At my job we use the JooQ code generator which is well integrated with maven and either IntellJ IDEA or Eclipse so autcompletion "just works". In modern Java you can pack up a code generator as a maven plugin [1] and put something in your POM that runs the generator. It's easy. There are other ways to hook the compiler too, see the controversial

https://projectlombok.org/

Lisp does come closest to a "language construction set" that lets you bend a language to your will. I think a compiler could be built for a language that looks more conventional that would be just as malleable, maybe even more malleable, but a generation of system programmers were traumatized by slow C++ builds and want to have nothing to do with a compiler which could be slow, even if you could make up for the slowness by having dramatically less code.

[1] A maven plugin is just a Java class which can do everything in the ordinary Java way which gets dependencies injected by the maven runtime. It's a common rookie mistake to try to solve problems by writing XML. I mean, if you can write a POM that makes existing plugins do what you want go right ahead, but if you can't just write your own plugin.

> I don't see code generation as a bad smell at all.

Well, exactly!

> At my job we use the JooQ code generator...

And in Lisp one would use the...Lisp code generator. That is, the macro. And the beauty of it is that it doesn't work with pure strings but 'understands', parses, manipulates the code as expressions in its own language.
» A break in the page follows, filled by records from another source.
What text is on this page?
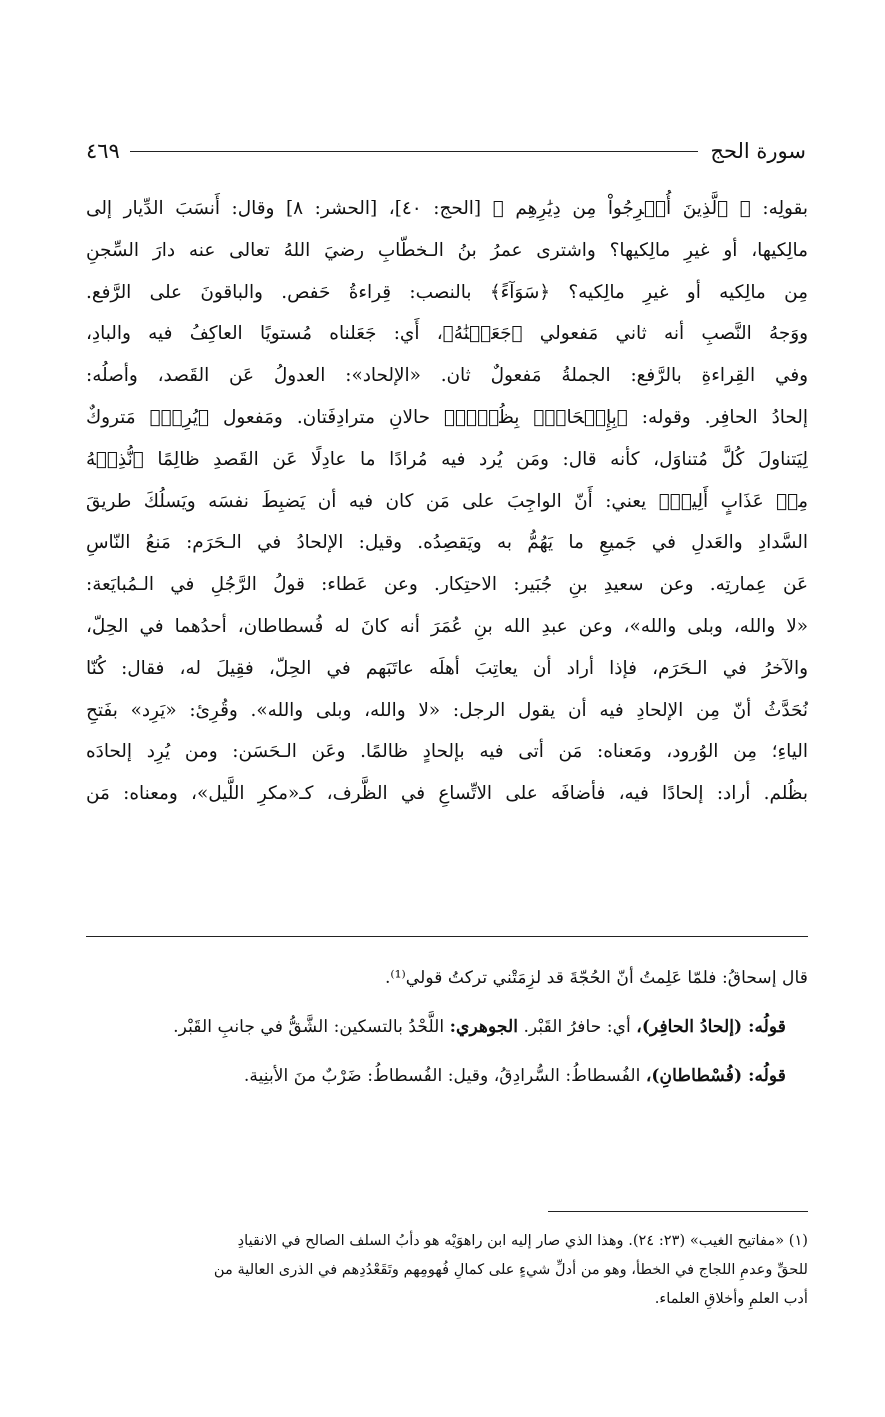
سورة الحج
٤٦٩
بقولِه: ﴿ ٱلَّذِينَ أُخۡرِجُواْ مِن دِيَٰرِهِم ﴾ [الحج: ٤٠]، [الحشر: ٨] وقال: أَنسَبَ الدِّيار إلى
مالِكيها، أو غيرِ مالِكيها؟ واشترى عمرُ بنُ الـخطّابِ رضيَ اللهُ تعالى عنه دارَ السِّجنِ
مِن مالِكيه أو غيرِ مالِكيه؟ ﴿سَوَآءً﴾ بالنصب: قِراءةُ حَفص. والباقونَ على الرَّفع.
ووَجهُ النَّصبِ أنه ثاني مَفعولي ﴿جَعَلۡنَٰهُ﴾، أَي: جَعَلناه مُستويًا العاكِفُ فيه والبادِ،
وفي القِراءةِ بالرَّفع: الجملةُ مَفعولٌ ثان. «الإلحاد»: العدولُ عَن القَصد، وأصلُه:
إلحادُ الحافِر. وقوله: ﴿بِإِلۡحَادِۭ بِظُلۡمٖ﴾ حالانِ مترادِفَتان. ومَفعول ﴿يُرِدۡ﴾ مَتروكٌ
لِيَتناولَ كُلَّ مُتناوَل، كأنه قال: ومَن يُرد فيه مُرادًا ما عادِلًا عَن القَصدِ ظالِمًا ﴿نُّذِقۡهُ
مِنۡ عَذَابٍ أَلِيمٖ﴾ يعني: أَنّ الواجِبَ على مَن كان فيه أن يَضبِطَ نفسَه ويَسلُكَ طريقَ
السَّدادِ والعَدلِ في جَميعِ ما يَهُمُّ به ويَقصِدُه. وقيل: الإلحادُ في الـحَرَم: مَنعُ النّاسِ
عَن عِمارتِه. وعن سعيدِ بنِ جُبَير: الاحتِكار. وعن عَطاء: قولُ الرَّجُلِ في الـمُبايَعة:
«لا والله، وبلى والله»، وعن عبدِ الله بنِ عُمَرَ أنه كانَ له فُسطاطان، أحدُهما في الحِلّ،
والآخرُ في الـحَرَم، فإذا أراد أن يعاتِبَ أهلَه عاتَبَهم في الحِلّ، فقِيلَ له، فقال: كُنّا
نُحَدَّثُ أنّ مِن الإلحادِ فيه أن يقول الرجل: «لا والله، وبلى والله». وقُرِئ: «يَرِد» بفَتحِ
الياءِ؛ مِن الوُرود، ومَعناه: مَن أتى فيه بإلحادٍ ظالمًا. وعَن الـحَسَن: ومن يُرِد إلحادَه
بظُلم. أراد: إلحادًا فيه، فأضافَه على الاتِّساعِ في الظَّرف، كـ«مكرِ اللَّيل»، ومعناه: مَن

قال إسحاقُ: فلمّا عَلِمتُ أنّ الحُجّةَ قد لزِمَتْني تركتُ قولي⁽¹⁾.

قولُه: (إلحادُ الحافِر)، أي: حافرُ القَبْر. الجوهري: اللَّحْدُ بالتسكين: الشَّقُّ في جانبِ القَبْر.

قولُه: (فُسْطاطانِ)، الفُسطاطُ: السُّرادِقُ، وقيل: الفُسطاطُ: ضَرْبٌ منَ الأبنِية.

(١) «مفاتيح الغيب» (٢٣: ٢٤). وهذا الذي صار إليه ابن راهوَيْه هو دأبُ السلف الصالح في الانقيادِ
للحقِّ وعدمِ اللجاج في الخطأ، وهو من أدلِّ شيءٍ على كمالِ فُهومِهم وتَقَعْدُدِهم في الذرى العالية من
أدب العلمِ وأخلاقِ العلماء.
That is, it has at its disposal the entire language for manipulating those expressions.

And I think that is one of the "aha" moments. At least, it was for me. When you realize the reason for having those code generators, regardless of the project and language, in the first place. That is, something missing from the language. Some extra feature that can't be implemented. Some solution that works really close to 99%, but not beyond. Something that one would like to express, but can't. Some piece of code that you want to be parameterized like you would a function, some piece of code that you want to use in multiple places but you don't want to write the same boilerplate or copy/paste it all over the place with the risk that when you modify something, you'll need to modify in all those places. Or some piece of code that you want to be auto-generated when you build/deploy/etc.

The examples are countless. The world of meta-programming offers enough of them. The article gives the control statements as an example, as a hint to build the appetite, as is suggested in the intro, in fact.

I have done something exactly like this in production for a system that turned natural language into SQL. This was pre-LLM, so we had models that produced intent and keywords as structured output and we had to turn it into queries for several backends. The project didn't work out for a variety of reasons, but technically it was beautiful: it produced query plans that in many cases were identical to those from the queries analysts wrote by hand. So yeah, I accidentally wrote a compiler. Does it still count?
Two good examples of "builders to SQL" are

https://www.jooq.org/

and

https://www.sqlalchemy.org/

JooQ isn't everybody's taste but I use it for my job and I think it's great particularly in that you can reuse expressions and write generators for complex queries. We have a powerful search interface that combines full-text with other kinds of queries ("Is about topic T", "Data was collected between S and E") that is beautiful. I think it's funny how JooQ has that lispy f(a,b) style (no accident it is like ferocity) and how Sqlalchemy is really fluent and takes advantage of operator overloading.